The JAIC never even considered the possibility of a collision - despite the huge hole in the starboard - so IMV you err when you claim it did its job properly and thoroughly.


They never considered the possibility of a collision because a) there was never any credible evidence of a collision, and b) there was easily sufficient credible & reliable evidence to show that the bow visor and bow ramp had failed so catastrophically as to ensure that more than enough seawater could enter the vehicle deck to cause the ship to sink. The (stop calling it "huge") hole and deformation in the starboard hull was almost-certainly caused by the ship's impact onto rocks on the sea bed when it initially impacted after sinking; and the evidence shows that it's a near-certainty that a) this deformation/damage was not visible to those who surveyed the wreck for the official inquiry (because the ship was, at that point, still lying in the position in which it had originally impacted the sea bed) and b) the ship shifted at some point between 1994/1995 and 2019, such that the damage to the hull - and the rocks which had caused that damage - were now visible.



I don't stamp my feet because I could not care less whether people agree with me or not. Unlike you, I can accept that people disagreeing with my views is their prerogative and does not mean they should be told off and given a dressing down over all of their perceived and imagined short-comings and grilling them on whether they ever studied physics or advanced rocket science and space aerodynamics to shut them down.


Oh dear.

You seem unable to grasp the concept that if a person participates in a serious debate, and if they espouse beliefs or conclusions within that debate, then they should expect a) to face the possibility of challenges to those beliefs/conclusions, and b) to defend their beliefs/conclusions in the face of any challenges to them.

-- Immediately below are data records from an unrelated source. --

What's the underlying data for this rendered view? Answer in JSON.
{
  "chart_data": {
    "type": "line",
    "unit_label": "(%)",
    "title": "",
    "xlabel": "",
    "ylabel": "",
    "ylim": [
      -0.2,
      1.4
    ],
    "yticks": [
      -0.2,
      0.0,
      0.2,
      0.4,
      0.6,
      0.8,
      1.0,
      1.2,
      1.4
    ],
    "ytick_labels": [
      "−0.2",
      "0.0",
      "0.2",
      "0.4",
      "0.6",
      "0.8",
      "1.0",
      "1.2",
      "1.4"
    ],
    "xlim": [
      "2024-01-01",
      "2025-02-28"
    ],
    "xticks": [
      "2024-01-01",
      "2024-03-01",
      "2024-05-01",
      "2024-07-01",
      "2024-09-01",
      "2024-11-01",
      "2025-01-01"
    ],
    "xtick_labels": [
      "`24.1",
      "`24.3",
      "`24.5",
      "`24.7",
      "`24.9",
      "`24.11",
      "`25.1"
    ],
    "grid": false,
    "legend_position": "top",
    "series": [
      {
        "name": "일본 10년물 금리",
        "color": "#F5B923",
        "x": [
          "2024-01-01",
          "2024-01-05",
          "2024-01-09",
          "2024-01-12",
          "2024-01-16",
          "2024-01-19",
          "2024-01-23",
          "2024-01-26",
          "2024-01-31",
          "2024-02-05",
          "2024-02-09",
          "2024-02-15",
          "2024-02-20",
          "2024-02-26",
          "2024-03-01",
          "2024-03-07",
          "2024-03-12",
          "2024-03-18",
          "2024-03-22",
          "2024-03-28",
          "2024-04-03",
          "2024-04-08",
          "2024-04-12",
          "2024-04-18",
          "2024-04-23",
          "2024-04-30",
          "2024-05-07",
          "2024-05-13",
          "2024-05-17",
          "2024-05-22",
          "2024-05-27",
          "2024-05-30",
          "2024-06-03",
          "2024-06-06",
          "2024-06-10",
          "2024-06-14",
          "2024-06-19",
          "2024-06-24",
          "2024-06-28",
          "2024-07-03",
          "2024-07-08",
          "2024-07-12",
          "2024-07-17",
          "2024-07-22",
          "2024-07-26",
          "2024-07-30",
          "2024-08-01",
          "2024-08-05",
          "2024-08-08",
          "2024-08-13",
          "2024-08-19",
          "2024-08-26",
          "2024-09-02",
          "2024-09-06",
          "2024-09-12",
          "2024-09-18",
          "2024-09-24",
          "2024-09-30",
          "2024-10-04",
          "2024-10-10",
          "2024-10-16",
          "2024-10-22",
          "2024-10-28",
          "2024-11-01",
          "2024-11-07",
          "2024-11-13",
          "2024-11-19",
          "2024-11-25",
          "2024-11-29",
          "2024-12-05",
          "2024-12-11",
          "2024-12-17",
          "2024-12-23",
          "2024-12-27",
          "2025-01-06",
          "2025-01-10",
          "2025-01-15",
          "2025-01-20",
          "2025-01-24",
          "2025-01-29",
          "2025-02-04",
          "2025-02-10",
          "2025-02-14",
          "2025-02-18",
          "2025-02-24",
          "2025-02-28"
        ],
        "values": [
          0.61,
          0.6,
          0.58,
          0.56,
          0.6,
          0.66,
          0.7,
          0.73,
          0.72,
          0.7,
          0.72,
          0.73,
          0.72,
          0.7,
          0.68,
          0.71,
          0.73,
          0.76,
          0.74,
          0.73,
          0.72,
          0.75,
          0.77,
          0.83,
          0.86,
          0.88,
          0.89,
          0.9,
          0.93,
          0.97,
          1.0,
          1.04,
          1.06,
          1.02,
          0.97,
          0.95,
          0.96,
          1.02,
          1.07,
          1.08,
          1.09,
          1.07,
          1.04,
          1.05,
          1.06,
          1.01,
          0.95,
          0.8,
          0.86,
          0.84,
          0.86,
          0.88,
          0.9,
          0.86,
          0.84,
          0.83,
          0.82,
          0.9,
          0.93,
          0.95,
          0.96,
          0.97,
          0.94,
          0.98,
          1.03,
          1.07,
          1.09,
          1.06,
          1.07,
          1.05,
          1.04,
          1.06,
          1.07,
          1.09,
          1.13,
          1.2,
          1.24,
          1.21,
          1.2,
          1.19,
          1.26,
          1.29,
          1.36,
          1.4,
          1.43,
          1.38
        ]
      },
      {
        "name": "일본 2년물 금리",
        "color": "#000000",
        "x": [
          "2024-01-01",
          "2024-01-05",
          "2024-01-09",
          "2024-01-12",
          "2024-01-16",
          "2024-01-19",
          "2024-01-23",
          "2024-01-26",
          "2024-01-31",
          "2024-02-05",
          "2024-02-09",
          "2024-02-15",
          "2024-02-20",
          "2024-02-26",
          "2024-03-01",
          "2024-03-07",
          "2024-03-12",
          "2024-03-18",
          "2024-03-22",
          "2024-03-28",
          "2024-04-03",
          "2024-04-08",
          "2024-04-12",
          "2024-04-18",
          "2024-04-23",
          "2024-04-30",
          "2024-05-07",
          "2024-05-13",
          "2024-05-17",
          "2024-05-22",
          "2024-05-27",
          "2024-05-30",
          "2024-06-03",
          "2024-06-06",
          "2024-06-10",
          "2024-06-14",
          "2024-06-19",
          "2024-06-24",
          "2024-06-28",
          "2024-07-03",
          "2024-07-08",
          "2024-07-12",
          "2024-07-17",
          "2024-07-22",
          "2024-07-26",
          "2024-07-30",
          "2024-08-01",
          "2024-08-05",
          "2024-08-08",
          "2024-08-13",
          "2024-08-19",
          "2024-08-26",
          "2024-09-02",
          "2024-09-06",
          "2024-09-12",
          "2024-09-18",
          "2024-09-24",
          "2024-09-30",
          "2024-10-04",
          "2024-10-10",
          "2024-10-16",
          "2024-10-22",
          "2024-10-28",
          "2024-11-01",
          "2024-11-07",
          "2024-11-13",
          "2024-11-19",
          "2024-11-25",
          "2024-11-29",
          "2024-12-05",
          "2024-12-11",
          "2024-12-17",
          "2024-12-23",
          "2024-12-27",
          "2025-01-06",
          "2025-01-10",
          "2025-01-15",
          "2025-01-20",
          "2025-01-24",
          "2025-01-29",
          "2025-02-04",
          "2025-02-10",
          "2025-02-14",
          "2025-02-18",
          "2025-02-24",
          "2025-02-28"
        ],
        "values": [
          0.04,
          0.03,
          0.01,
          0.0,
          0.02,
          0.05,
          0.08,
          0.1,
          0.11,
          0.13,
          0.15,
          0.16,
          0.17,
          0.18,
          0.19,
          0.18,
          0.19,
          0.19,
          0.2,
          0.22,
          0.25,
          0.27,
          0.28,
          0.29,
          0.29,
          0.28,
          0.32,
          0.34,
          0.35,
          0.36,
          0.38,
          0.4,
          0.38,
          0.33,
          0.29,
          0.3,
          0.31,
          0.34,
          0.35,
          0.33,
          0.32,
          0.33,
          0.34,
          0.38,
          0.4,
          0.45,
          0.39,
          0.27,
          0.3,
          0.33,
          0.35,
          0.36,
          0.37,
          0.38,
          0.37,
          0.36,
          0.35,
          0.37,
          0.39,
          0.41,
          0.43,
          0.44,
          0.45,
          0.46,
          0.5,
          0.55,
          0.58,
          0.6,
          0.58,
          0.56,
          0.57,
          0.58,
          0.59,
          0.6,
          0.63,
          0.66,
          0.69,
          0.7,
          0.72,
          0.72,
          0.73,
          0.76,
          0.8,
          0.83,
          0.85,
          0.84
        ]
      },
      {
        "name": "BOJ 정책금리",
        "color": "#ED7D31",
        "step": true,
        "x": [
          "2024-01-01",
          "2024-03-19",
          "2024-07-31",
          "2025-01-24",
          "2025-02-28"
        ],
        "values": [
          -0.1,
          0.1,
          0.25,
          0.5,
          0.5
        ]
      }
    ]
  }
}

And furthermore, if a person claims that their beliefs/conclusions are justified/supported/proved by the application of science & the scientific method, they should expect to face the possibility of being challenged on their understanding of the science in question.
 
It was a perfectly reasonable supposition at the time by Johanson of Estline. Given the sheer speed of sinking.


But it's entirely irrelevant to this debate, because a) we know for certain that the ship wasn't sunk by a mine (and even you concede this), and b) in any case there are obvious ulterior motives behind someone in his position speculating (baselessly and incorrectly) that the blame for the sinking lay somewhere other than at his door.